Google has gotten the official seal of approval from the state of Nevada, to take to the road in its driverless cars.
Google's self-driving car has been a project the company has long been working on, with a motor vehicle already having covered 140,000 test miles in California, including a trip across the Golden Gate bridge.
But Nevada is the first state in the US to approve a self-driven vehicle license.
Google's car utilises video cameras, lasers and radar to help it safely navigate the roads, although two people are required to sit in the car at all times, and can take control if the computer makes a mistake.
Bruce Breslow, the Department of Motor Vehicles director, who approved Nevada's decision, was given a spin in Google's project. He said: "I sat in the back seat first, looking at the laptop that shows what the vehicle is seeing. My apprehension disappeared after about five seconds."
"Once I felt confident that the car could see better than I could, they allowed me to get behind the wheel."
Robert Gifford, executive director of the Parliamentary Council for Transport Safety, was somewhat more negative regarding the prospect of these sort of vehicles becoming a reality in the UK.
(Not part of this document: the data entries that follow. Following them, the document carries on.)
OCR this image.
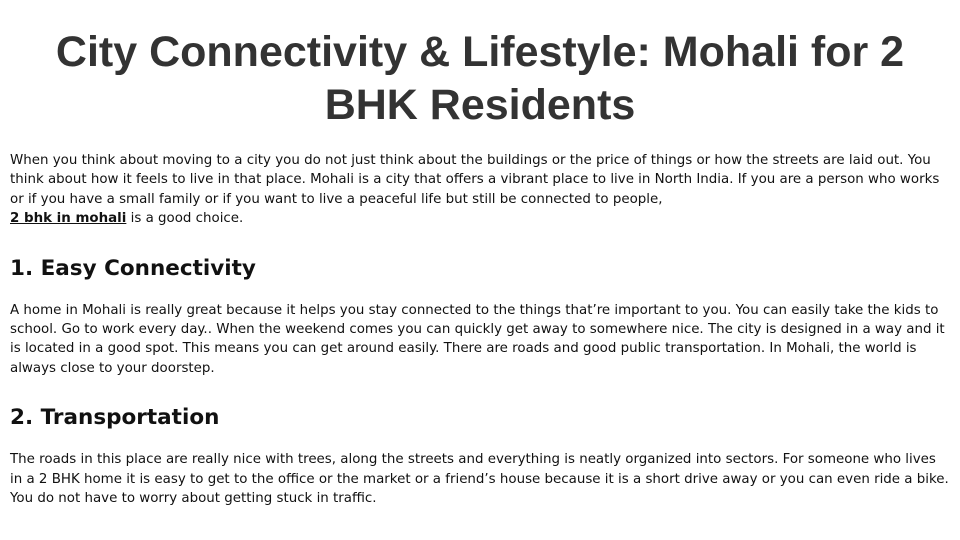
City Connectivity & Lifestyle: Mohali for 2 BHK Residents

When you think about moving to a city you do not just think about the buildings or the price of things or how the streets are laid out. You think about how it feels to live in that place. Mohali is a city that offers a vibrant place to live in North India. If you are a person who works or if you have a small family or if you want to live a peaceful life but still be connected to people,
2 bhk in mohali is a good choice.

1. Easy Connectivity

A home in Mohali is really great because it helps you stay connected to the things that’re important to you. You can easily take the kids to school. Go to work every day.. When the weekend comes you can quickly get away to somewhere nice. The city is designed in a way and it is located in a good spot. This means you can get around easily. There are roads and good public transportation. In Mohali, the world is always close to your doorstep.

2. Transportation

The roads in this place are really nice with trees, along the streets and everything is neatly organized into sectors. For someone who lives in a 2 BHK home it is easy to get to the office or the market or a friend’s house because it is a short drive away or you can even ride a bike. You do not have to worry about getting stuck in traffic.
Gifford noted: "Our regulations require a driver to be in control of the vehicle at all times. It would be impossible for these cars to be allowed on our roads."
"But there are cars which already park themselves and the need there is for the driver to be assisted but not replaced by the technology. The Government has to understand how the technology will develop over the next decade and get ahead of the game rather than respond to it."
What's next for Google? The days of it being just a search engine seem like a very distant, hazy memory.